We are interested in exploring ways to do this with minimal,  down-time, as
in, maybe one hour.

One strategy would be to set up a new empty Solr Cloud instance in AWS, and
reindex the world. But reindexing takes us around ~14 hours, so, that is not
a viable approach.

You could go this route by reindexing in AWS and then switching your application once the index is ready.

I think one very attractive option would be to set up a new live
node/replica in AWS, and, once it replicates, we're essentially
done--literally zero down time (for search anyway). But I don't think we're
going to be able to do that from a networking/security perspective.

 From what I've seen, the other option is to copy the Solr index files to
AWS, and somehow use them to set up a new pre-indexed instance. Do I need to
shut down my application and Solr on prem before I copy the files, or can I
copy while things are active.

If the index is changing, life can get interesting. If it's not changing, then as long as the OS permits it (most of them should) you're free to copy while Solr is running.

If I can do the copy while the application is running, I can probably:

1. Copy files to AWS Friday at noon
2. Keep a record of what got re-indexed after Friday at noon (or, heck,
11:45am)
3. Start up the new Solr in AWS against the copied files
4. Reindex the stuff that got re-indexed after Friday at noon

If your existing cloud is on an OS where rsync is natively available, it should be pretty easy to do what you're trying with very little downtime, possibly just long enough to reconfigure and restart your applications.

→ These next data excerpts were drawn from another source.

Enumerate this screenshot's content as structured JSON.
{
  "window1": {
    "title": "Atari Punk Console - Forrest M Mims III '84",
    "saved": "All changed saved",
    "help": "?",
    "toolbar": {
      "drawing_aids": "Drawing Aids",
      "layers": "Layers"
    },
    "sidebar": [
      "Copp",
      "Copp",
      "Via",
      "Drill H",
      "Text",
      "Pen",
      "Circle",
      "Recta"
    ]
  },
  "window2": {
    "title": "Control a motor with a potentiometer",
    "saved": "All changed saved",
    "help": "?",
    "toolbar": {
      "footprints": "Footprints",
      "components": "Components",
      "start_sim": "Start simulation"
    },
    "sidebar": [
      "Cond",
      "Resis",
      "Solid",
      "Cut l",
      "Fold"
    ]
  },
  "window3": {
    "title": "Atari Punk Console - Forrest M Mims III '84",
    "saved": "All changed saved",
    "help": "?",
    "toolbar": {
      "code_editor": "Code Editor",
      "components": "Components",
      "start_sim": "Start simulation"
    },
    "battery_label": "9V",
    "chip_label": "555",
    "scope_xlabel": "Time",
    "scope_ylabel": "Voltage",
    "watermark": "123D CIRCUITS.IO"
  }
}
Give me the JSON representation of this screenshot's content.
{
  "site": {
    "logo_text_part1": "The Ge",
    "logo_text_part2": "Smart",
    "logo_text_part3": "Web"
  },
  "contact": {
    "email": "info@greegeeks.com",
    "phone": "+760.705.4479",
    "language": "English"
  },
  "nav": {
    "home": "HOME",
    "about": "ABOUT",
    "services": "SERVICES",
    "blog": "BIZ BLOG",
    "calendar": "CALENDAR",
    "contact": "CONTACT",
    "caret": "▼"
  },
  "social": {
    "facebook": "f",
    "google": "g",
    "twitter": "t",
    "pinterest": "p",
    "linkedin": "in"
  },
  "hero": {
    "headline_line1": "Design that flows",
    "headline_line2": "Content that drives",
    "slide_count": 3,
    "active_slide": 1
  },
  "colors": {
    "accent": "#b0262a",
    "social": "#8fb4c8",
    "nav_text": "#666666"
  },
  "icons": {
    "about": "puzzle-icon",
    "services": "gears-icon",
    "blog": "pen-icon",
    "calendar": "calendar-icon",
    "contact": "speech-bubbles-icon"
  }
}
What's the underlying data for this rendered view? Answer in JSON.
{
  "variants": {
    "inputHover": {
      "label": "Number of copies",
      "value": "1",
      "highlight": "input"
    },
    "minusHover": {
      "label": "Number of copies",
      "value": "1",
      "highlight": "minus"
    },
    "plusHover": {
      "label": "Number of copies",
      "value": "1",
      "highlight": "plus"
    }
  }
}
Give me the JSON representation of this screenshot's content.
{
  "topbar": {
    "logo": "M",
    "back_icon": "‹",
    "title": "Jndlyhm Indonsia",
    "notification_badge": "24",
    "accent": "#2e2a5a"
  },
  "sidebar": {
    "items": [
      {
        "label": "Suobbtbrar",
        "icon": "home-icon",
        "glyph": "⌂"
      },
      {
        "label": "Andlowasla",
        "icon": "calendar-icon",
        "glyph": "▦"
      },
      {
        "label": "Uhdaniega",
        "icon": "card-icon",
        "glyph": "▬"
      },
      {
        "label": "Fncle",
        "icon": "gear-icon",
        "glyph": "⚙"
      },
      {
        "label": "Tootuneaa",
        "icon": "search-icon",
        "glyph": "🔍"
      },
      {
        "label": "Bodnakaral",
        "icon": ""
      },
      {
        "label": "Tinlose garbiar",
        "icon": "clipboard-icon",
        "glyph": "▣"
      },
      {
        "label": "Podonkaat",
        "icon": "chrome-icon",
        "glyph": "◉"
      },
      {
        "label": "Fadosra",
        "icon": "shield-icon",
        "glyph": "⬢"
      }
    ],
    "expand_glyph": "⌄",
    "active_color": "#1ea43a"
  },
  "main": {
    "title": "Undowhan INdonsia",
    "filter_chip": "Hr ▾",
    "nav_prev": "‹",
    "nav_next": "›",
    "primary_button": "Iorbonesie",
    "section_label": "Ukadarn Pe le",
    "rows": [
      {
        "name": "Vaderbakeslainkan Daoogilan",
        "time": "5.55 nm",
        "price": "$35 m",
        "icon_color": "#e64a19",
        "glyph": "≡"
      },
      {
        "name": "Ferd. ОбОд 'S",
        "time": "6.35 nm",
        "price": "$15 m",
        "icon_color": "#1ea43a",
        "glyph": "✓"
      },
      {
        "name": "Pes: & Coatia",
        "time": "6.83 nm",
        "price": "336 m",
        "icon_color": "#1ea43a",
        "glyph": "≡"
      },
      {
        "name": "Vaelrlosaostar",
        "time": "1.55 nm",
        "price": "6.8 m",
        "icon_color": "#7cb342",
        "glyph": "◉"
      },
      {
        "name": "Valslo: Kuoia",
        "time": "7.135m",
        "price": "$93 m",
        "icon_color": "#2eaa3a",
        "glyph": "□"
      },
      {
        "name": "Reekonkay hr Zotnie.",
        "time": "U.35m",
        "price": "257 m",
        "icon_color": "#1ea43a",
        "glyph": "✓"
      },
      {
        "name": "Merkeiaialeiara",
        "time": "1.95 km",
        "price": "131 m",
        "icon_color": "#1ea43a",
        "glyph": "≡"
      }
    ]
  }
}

Is there a cleaner/simpler/more official way of moving an index from what
place to another? Export/import, or something like that?

The Backup/Restore capability in the Collections API is probably the most official you're going to get.

I will write a followup with the way that I would do this. That's going to take me a while. I might put it on my blog instead and provide a link.

One thing to note: Lock down your AWS firewall so only trusted systems/people can reach your Solr install. That's the best way you can secure things.